Will SodaStream keep its fizz?
As the home-soda maker hits a 52-week high, it looks forward to a big Super Bowl splash.
Two years ago, SodaStream International (SODA) took over my neighborhood. That's when one of my friends started making seltzer with one of its home-soda machines, and the devices soon bubbled up in what seemed like every home on my block -- including mine.
Along with its popularity among consumers, SodaStream has gained the favor of investors, with the stock hitting a 52-week high on Monday when it touched $49.10. Barclay's started coverage of the stock with an "overweight" rating and a price target of $55.
If the company has its way, its home-soda system will continue to make inroads with consumers. SodaStream is planning its first Super Bowl commercial next month, in what will be a new take on its sustainability message.
In its first global ad campaign, ordinary people are depicted having fun making soda at home, while warehouses of plastic-bottled drinks disappear. The message? The "SodaStream Effect" helps save plastic by allowing people to bypass the store.

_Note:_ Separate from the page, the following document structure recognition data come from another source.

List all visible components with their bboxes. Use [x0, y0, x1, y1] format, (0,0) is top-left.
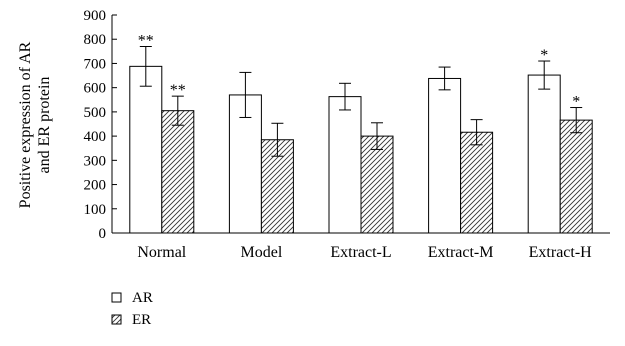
bar-ar	[129, 65, 163, 234]
y-tick-label: 300	[84, 153, 107, 169]
legend-swatch-ar	[111, 292, 122, 303]
x-category-label: Extract-H	[529, 244, 593, 261]
y-tick-label: 0	[99, 226, 107, 242]
y-axis-title-line-2: and ER protein	[36, 77, 53, 174]
y-tick-label: 400	[84, 129, 107, 145]
x-category-label: Extract-M	[428, 244, 494, 261]
legend-label-er: ER	[132, 312, 151, 328]
bar-ar	[428, 77, 462, 234]
y-axis-title-line-1: Positive expression of AR	[17, 41, 34, 208]
bars-group: ******	[129, 32, 593, 234]
legend: AR ER	[111, 290, 153, 328]
bar-er	[161, 110, 195, 234]
x-category-label: Extract-L	[330, 244, 391, 261]
x-category-label: Normal	[137, 244, 186, 261]
bar-ar	[328, 96, 362, 234]
significance-marker: *	[572, 94, 580, 111]
y-tick-label: 100	[84, 202, 107, 218]
y-tick-label: 600	[84, 81, 107, 97]
bar-er	[360, 135, 394, 234]
y-tick-label: 800	[84, 32, 107, 48]
y-tick-label: 900	[84, 8, 107, 24]
significance-marker: **	[138, 32, 154, 49]
legend-swatch-er	[111, 314, 122, 325]
significance-marker: *	[540, 47, 548, 64]
y-tick-label: 500	[84, 105, 107, 121]
x-axis: Normal Model Extract-L Extract-M Extract-H	[112, 232, 610, 261]
y-tick-label: 200	[84, 178, 107, 194]
y-axis: 0 100 200 300 400 500 600 700 800 900	[84, 8, 117, 242]
bar-er	[559, 119, 593, 234]
significance-marker: **	[170, 82, 186, 99]
y-tick-label: 700	[84, 56, 107, 72]
legend-label-ar: AR	[132, 290, 153, 306]
y-axis-title: Positive expression of AR and ER protein	[17, 41, 53, 208]
x-category-label: Model	[241, 244, 283, 261]
bar-ar	[527, 74, 561, 234]
bar-er	[460, 131, 494, 234]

SodaStream plans to a new take on that ad during the fourth quarter of the Super Bowl, when the company says "people are most likely to notice the growing piles of bottles and cans strewn about the room and filling up their trash." According to the company, American consumers used over 180 billion soft drink packages, and only recycled about one-third of plastic bottles.
Aiming to help Americans use fewer plastic bottles won't come cheap: The Super Bowl is the priciest ticket on broadcast television today, with CBS garnering record rates of up to $3.8 million for a 30 second spot. The commercial represents SodaStream's biggest advertising expenditure yet on a single spot, according to a company spokesman.

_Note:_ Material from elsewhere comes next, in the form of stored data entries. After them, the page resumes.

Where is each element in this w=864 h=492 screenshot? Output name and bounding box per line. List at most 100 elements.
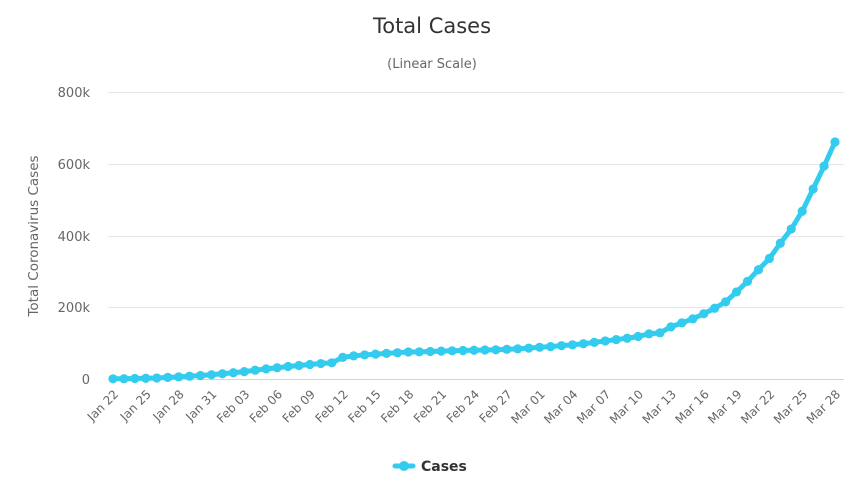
data-point[interactable] [458,345,468,356]
x-tick-label: Jan 25 [117,387,154,424]
x-tick-label: Feb 18 [378,387,416,425]
data-point[interactable] [436,346,446,356]
data-point[interactable] [381,348,392,359]
data-point[interactable] [721,297,731,307]
y-tick-label: 200k [58,301,91,316]
data-point[interactable] [370,349,381,359]
x-tick-label: Mar 13 [640,387,679,426]
data-point[interactable] [152,373,162,383]
data-point[interactable] [545,341,556,352]
data-point[interactable] [677,318,687,328]
data-point[interactable] [217,369,227,379]
data-point[interactable] [699,309,709,319]
data-point[interactable] [239,367,249,377]
data-point[interactable] [360,350,370,360]
data-point[interactable] [502,344,512,354]
data-point[interactable] [228,368,238,378]
data-point[interactable] [600,336,610,346]
data-point[interactable] [316,358,326,369]
data-point[interactable] [491,345,501,355]
data-point[interactable] [425,346,435,357]
data-point[interactable] [578,339,588,349]
x-tick-label: Mar 25 [771,387,810,426]
data-point[interactable] [119,374,129,384]
legend-item-cases[interactable]: Cases [421,459,467,475]
data-point[interactable] [250,365,260,375]
data-point[interactable] [414,347,424,357]
data-point[interactable] [524,343,534,353]
data-point[interactable] [819,161,829,171]
data-point[interactable] [338,352,348,362]
data-point[interactable] [480,345,490,355]
y-axis-label: Total Coronavirus Cases [26,155,42,317]
x-tick-label: Mar 22 [738,387,777,426]
data-point[interactable] [261,364,271,374]
data-point[interactable] [589,337,599,348]
x-tick-label: Feb 12 [312,387,350,425]
chart-title: Total Cases [372,14,491,38]
data-point[interactable] [764,253,774,264]
data-point[interactable] [644,329,654,339]
data-point[interactable] [392,348,403,358]
data-point[interactable] [403,347,413,357]
data-point[interactable] [830,137,840,147]
data-point[interactable] [195,370,206,381]
legend-marker-icon [399,461,409,471]
data-point[interactable] [808,184,818,194]
data-point[interactable] [272,363,282,373]
x-tick-label: Mar 04 [541,387,580,426]
data-point[interactable] [535,342,545,352]
data-point[interactable] [622,333,632,343]
y-tick-label: 600k [58,158,91,173]
data-point[interactable] [731,287,742,297]
data-point[interactable] [742,276,753,286]
data-point[interactable] [206,370,217,380]
x-tick-label: Jan 22 [84,387,121,424]
x-tick-label: Jan 31 [182,387,219,424]
data-point[interactable] [797,206,807,216]
x-tick-label: Feb 24 [444,387,482,425]
data-point[interactable] [184,371,195,381]
data-point[interactable] [567,340,578,350]
y-axis-ticks: 0 200k 400k 600k 800k [58,86,91,388]
y-tick-label: 0 [82,373,90,388]
chart-subtitle: (Linear Scale) [387,57,477,72]
data-point[interactable] [556,341,567,351]
data-point[interactable] [469,345,479,355]
x-tick-label: Jan 28 [150,387,187,424]
y-tick-label: 400k [58,230,91,245]
series-cases[interactable] [108,137,840,384]
data-point[interactable] [294,360,304,371]
x-tick-label: Feb 09 [280,387,318,425]
x-tick-label: Feb 27 [477,387,515,425]
data-point[interactable] [655,328,665,338]
data-point[interactable] [447,346,457,356]
data-point[interactable] [710,303,720,313]
x-tick-label: Feb 03 [214,387,252,425]
data-point[interactable] [633,331,643,342]
data-point[interactable] [305,359,315,370]
data-point[interactable] [327,358,337,368]
data-point[interactable] [611,334,621,345]
data-point[interactable] [108,374,118,384]
data-point[interactable] [753,265,764,275]
x-tick-label: Mar 07 [574,387,613,426]
data-point[interactable] [775,238,785,248]
data-point[interactable] [786,224,796,234]
legend[interactable]: Cases [392,459,467,475]
data-point[interactable] [666,322,676,332]
data-point[interactable] [130,373,140,384]
data-point[interactable] [513,344,523,354]
x-tick-label: Mar 19 [705,387,744,426]
data-point[interactable] [688,314,698,324]
data-point[interactable] [283,361,293,372]
gridlines [108,92,844,308]
x-tick-label: Mar 10 [607,387,646,426]
data-point[interactable] [174,372,184,382]
data-point[interactable] [349,351,359,361]
data-point[interactable] [163,372,173,382]
data-point[interactable] [141,373,151,383]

The reason for the high price can be seen in the Super Bowl's ratings. Last year's game reached a record 111.3 million viewers, up about 25% from a decade ago, according to data from Nielsen.

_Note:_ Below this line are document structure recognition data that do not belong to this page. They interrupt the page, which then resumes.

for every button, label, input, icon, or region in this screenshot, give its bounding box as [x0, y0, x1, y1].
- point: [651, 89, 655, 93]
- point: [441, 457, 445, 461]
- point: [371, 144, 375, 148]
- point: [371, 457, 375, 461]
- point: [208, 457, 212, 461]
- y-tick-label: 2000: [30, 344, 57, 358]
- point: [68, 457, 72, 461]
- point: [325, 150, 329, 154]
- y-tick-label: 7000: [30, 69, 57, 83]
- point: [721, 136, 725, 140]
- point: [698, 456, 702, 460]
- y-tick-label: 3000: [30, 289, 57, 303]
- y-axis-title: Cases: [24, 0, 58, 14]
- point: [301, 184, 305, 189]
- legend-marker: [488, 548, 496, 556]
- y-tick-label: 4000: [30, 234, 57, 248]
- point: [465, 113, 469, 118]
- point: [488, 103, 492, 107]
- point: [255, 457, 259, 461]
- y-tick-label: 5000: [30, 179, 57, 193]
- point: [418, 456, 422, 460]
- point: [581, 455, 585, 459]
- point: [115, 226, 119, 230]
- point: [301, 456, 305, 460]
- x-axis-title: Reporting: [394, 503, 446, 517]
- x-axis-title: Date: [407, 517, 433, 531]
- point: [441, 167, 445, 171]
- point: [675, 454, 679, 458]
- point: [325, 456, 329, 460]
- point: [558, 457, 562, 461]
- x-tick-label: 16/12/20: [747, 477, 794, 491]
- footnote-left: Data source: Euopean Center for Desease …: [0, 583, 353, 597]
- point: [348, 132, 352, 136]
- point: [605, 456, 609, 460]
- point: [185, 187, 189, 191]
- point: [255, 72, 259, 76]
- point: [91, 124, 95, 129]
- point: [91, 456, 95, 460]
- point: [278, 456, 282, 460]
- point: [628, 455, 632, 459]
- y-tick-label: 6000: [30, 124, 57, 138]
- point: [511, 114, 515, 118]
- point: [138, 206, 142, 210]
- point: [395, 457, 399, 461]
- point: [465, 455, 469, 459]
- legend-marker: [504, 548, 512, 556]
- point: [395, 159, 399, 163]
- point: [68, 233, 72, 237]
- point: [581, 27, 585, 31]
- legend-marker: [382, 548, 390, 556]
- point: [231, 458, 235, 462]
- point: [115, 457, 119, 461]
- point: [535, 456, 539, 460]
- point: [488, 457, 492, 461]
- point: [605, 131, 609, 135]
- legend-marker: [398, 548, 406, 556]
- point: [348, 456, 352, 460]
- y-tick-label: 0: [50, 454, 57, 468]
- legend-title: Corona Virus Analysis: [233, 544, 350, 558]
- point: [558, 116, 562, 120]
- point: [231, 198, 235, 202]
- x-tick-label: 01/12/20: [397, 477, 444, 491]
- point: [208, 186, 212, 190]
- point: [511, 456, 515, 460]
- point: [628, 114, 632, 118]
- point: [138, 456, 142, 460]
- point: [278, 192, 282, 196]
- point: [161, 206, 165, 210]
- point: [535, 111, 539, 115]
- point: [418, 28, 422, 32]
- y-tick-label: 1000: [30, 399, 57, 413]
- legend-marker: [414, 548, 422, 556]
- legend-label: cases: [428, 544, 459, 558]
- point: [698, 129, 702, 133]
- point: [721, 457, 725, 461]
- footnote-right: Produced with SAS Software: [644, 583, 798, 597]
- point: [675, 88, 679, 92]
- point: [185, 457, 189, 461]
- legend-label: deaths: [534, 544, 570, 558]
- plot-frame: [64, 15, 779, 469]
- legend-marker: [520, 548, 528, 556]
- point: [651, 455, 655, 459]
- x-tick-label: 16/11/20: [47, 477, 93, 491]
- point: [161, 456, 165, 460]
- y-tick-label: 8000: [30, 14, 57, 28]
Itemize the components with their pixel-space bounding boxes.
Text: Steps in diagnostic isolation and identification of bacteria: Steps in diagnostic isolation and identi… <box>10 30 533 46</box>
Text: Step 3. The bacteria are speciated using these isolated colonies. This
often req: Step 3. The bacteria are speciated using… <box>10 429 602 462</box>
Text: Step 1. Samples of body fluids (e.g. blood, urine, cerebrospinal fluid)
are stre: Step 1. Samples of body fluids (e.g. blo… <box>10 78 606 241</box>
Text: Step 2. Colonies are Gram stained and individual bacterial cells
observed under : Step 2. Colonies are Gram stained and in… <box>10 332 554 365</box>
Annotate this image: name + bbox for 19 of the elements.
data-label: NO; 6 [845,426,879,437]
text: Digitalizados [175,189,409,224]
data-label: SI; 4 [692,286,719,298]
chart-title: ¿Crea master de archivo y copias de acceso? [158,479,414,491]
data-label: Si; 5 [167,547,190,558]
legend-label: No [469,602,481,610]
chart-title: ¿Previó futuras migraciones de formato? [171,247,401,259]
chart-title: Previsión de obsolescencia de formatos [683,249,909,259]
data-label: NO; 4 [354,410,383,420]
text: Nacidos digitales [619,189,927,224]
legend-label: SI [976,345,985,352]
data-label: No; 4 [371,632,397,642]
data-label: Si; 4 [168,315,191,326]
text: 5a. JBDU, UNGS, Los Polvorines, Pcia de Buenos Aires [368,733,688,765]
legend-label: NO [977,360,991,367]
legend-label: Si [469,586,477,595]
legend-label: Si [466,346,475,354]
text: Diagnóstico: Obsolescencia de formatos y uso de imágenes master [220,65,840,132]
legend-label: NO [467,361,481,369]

A little controversy might not hurt SodaStream's chances of getting eyeballs during the game, either. The company's "SodaStream effect" ad was yanked late last year in Britain as regulatory authorities deemed it too disparaging toward soda makers, reports Time.
"The world is changing and we're going to call it out," SodaStream Chief Executive Daniel Birnbaum recently told the Wall Street Journal.